The Pas Lumber Company
- Company type: Private
- Industry: Forestry
- Predecessor: Finger Lumber Company; Red Deer Lumber Company;
- Founded: 1919
- Founder: David Judson Winton (President); Charles Joel Winton; Charles Joel Winton Jr.;
- Defunct: 2008; 18 years ago
- Fate: Shut down during the Great Recession
- Headquarters: The Pas, Manitoba; Minneapolis, Minnesota; Prince George, British Columbia;

= The Pas Lumber Company =

The Pas Lumber Company (later known as Winton Global Lumber) was a forestry company that owned and operated several sawmills and logging operations in Manitoba, Saskatchewan, and British Columbia.

== United States origins ==
Charles Joel Winton was born in Chicago, Illinois, in 1862. His family later moved to Addison, New York, and he went to Princeton University, before moving to Wausau, Wisconsin, in 1884. Once in Wausau, he invested money into various sectors such as land, rail, and oil, and in 1889, he began investing in forestry. In 1897, he and his wife Helen Smith Winton gave birth to David Judson Winton, and in 1899, they gave birth to Charles Joel Winton, Jr. The family moved to Minneapolis in 1909.

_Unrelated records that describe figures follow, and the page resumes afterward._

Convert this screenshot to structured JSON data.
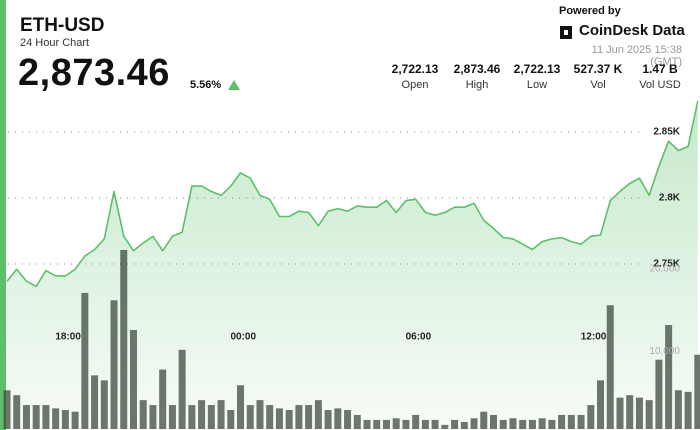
{
  "header": {
    "title": "ETH-USD",
    "subtitle": "24 Hour Chart",
    "price": "2,873.46",
    "change": "5.56%",
    "powered_by": "Powered by",
    "brand": "CoinDesk Data",
    "timestamp": "11 Jun 2025 15:38 (GMT)"
  },
  "stats": [
    {
      "value": "2,722.13",
      "label": "Open"
    },
    {
      "value": "2,873.46",
      "label": "High"
    },
    {
      "value": "2,722.13",
      "label": "Low"
    },
    {
      "value": "527.37 K",
      "label": "Vol"
    },
    {
      "value": "1.47 B",
      "label": "Vol USD"
    }
  ],
  "chart_data": {
    "type": "line",
    "categories": [
      null,
      null,
      null,
      null,
      null,
      null,
      null,
      "18:00",
      null,
      null,
      null,
      null,
      null,
      null,
      null,
      null,
      null,
      null,
      null,
      null,
      null,
      null,
      null,
      null,
      null,
      "00:00",
      null,
      null,
      null,
      null,
      null,
      null,
      null,
      null,
      null,
      null,
      null,
      null,
      null,
      null,
      null,
      null,
      null,
      "06:00",
      null,
      null,
      null,
      null,
      null,
      null,
      null,
      null,
      null,
      null,
      null,
      null,
      null,
      null,
      null,
      null,
      null,
      "12:00",
      null,
      null,
      null,
      null,
      null,
      null,
      null,
      null,
      null,
      null
    ],
    "series": [
      {
        "color": "#5cc06a",
        "values": [
          2737,
          2746,
          2737,
          2733,
          2745,
          2741,
          2741,
          2746,
          2756,
          2761,
          2769,
          2805,
          2771,
          2760,
          2766,
          2771,
          2760,
          2771,
          2774,
          2809,
          2809,
          2805,
          2802,
          2809,
          2819,
          2815,
          2802,
          2799,
          2786,
          2786,
          2790,
          2789,
          2779,
          2790,
          2792,
          2790,
          2794,
          2793,
          2793,
          2798,
          2789,
          2798,
          2799,
          2789,
          2787,
          2789,
          2793,
          2793,
          2796,
          2783,
          2777,
          2770,
          2769,
          2765,
          2761,
          2767,
          2769,
          2770,
          2767,
          2765,
          2771,
          2772,
          2798,
          2805,
          2811,
          2815,
          2802,
          2824,
          2843,
          2836,
          2839,
          2873.46
        ]
      },
      {
        "type": "bar",
        "axis": "y2",
        "color": "#3d4a3d",
        "values": [
          4700,
          4100,
          2900,
          2900,
          2900,
          2500,
          2300,
          2100,
          16500,
          6500,
          5900,
          15600,
          21700,
          12000,
          3500,
          2900,
          7200,
          2900,
          9600,
          2900,
          3500,
          2900,
          3500,
          2300,
          5300,
          2900,
          3500,
          2900,
          2500,
          2300,
          2900,
          2900,
          3500,
          2300,
          2500,
          2300,
          1700,
          1100,
          1100,
          1100,
          1300,
          1100,
          1700,
          1100,
          1100,
          500,
          1100,
          850,
          1300,
          2100,
          1700,
          1100,
          1300,
          1100,
          1100,
          1300,
          1100,
          1700,
          1700,
          1700,
          2900,
          5900,
          15000,
          3800,
          4100,
          3800,
          3500,
          8400,
          12600,
          4700,
          4500,
          9000
        ]
      }
    ],
    "ylim": [
      2625,
      2875
    ],
    "yticks": [
      {
        "value": 2750,
        "label": "2.75K"
      },
      {
        "value": 2800,
        "label": "2.8K"
      },
      {
        "value": 2850,
        "label": "2.85K"
      }
    ],
    "y2lim": [
      0,
      40000
    ],
    "y2ticks": [
      {
        "value": 10000,
        "label": "10,000"
      },
      {
        "value": 20000,
        "label": "20,000"
      }
    ],
    "grid": true
  }
}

After graduation, David Judson Winton also studied at Princeton University. His studies were interrupted by World War I, and before entering his final year of studies, he spent two years in the US Army with the American Field Service Ambulance Corps. He was deployed to France, where he was injured, and received the Distinguished Service Cross and the Purple Heart. After graduating from Princeton in 1920 he worked in logging camps before eventually moving back to Minneapolis. Once there he worked with his father Charles and his brother Charles Jr. at the Winton Companies, and eventually took over as the head of the Winton Companies.

By the 1910s, forests in Wisconsin and Minnesota were running out of wood, and many of the lumbermen began moving to Canada to find new forests to harvest. In 1919, the Finger Lumber Company in The Pas, Manitoba, suffered a barn fire at their sawmill, and David Judson Winton used this event as an opportunity to buy-out the company and shift his lumber operations to Canada.

== Canadian operations ==
The assets acquired from the Finger Lumber Company included the mill facilities in The Pas, one tugboat, two steam barges, and 324 sqmi of timber berths along the Carrot and Saskatchewan Rivers. The Wintons had also recently purchased a sawmill in Prince Albert, Saskatchewan, and decided to move the machinery from it to their larger operation in The Pas, which was renamed to The Pas Lumber Company.

Throughout the 1920s, the company continued upgrading their facilities in The Pas and acquiring new timber berths. Within their first ten years of operating, they doubled their shipping capacity to four steamboats. So much wood was cut along the Carrot River that the river became impassable for ships in the springtime, and the company had to build roads along the river as an alternative mode of travel.

In 1926, The Pas Lumber Company purchased the Red Deer Lumber Company, and began operating their sawmill on Red Deer Lake in 1928.

Around this time, the Canadian Northern Railway (CNoR) began building another rail line south from Hudson Bay Junction. Since much of the wood for their Red Deer Lake Sawmill had been cut upstream along the Etomami River, the company decided to build a new sawmill and a dam on the Etomami River at the base of the Porcupine Hills within the Porcupine Forest Reserve near to the new rail line. CNoR eventually built another rail line to this area from Crooked River, Saskatchewan. Therefore, the community that grew around the new mill was called Reserve Junction, because it was the only railway junction within the Porcupine Forest Reserve. Once the new mill at Reserve Junction was operational, the company shut down its mill at Red Deer Lake.

The Pas Lumber Company continued to operate its mill at Reserve Junction until 1954, when the company opened a new mill in Prince George, BC. By 1958, its mill in The Pas had also closed so the company could focus its efforts in BC.

== Sinclar Group and closure ==
Winton Global Lumber's BC operations were sold to Sinclar Group (2/3 ownership) and Canfor (1/3 ownership) in 1987. Sinclar Enterprises started in 1962 as a lumber wholesaler, named after the small town of Sinclair Mills.

In 1996, Sinclar unveiled the "Winton Homes & Cottages" trademark, which as of 2023 is still active in Canada.

Even though the company no longer had operations in The Pas, they continued to call themselves The Pas Lumber Company for several decades after the 1958 closure, but eventually renamed the company to Winton Global Lumber in 2004.

Sinclar continued to operate Winton Global Lumber until June 2008 when new home construction in the US severely dropped after the end of the 2000s United States housing bubble. Production was put on hiatus until 2011, when the decision was made to permanently close the Winton Global Lumber plant sites, citing demand as still below half pre-bubble levels.

Sinclar Enterprises was renamed Sinclar Group Forest Products in 2009.

== Legacy ==
Sinclar Group Forest Products Engineered Wood and Prefabricated Home Divisions still use the Winton name.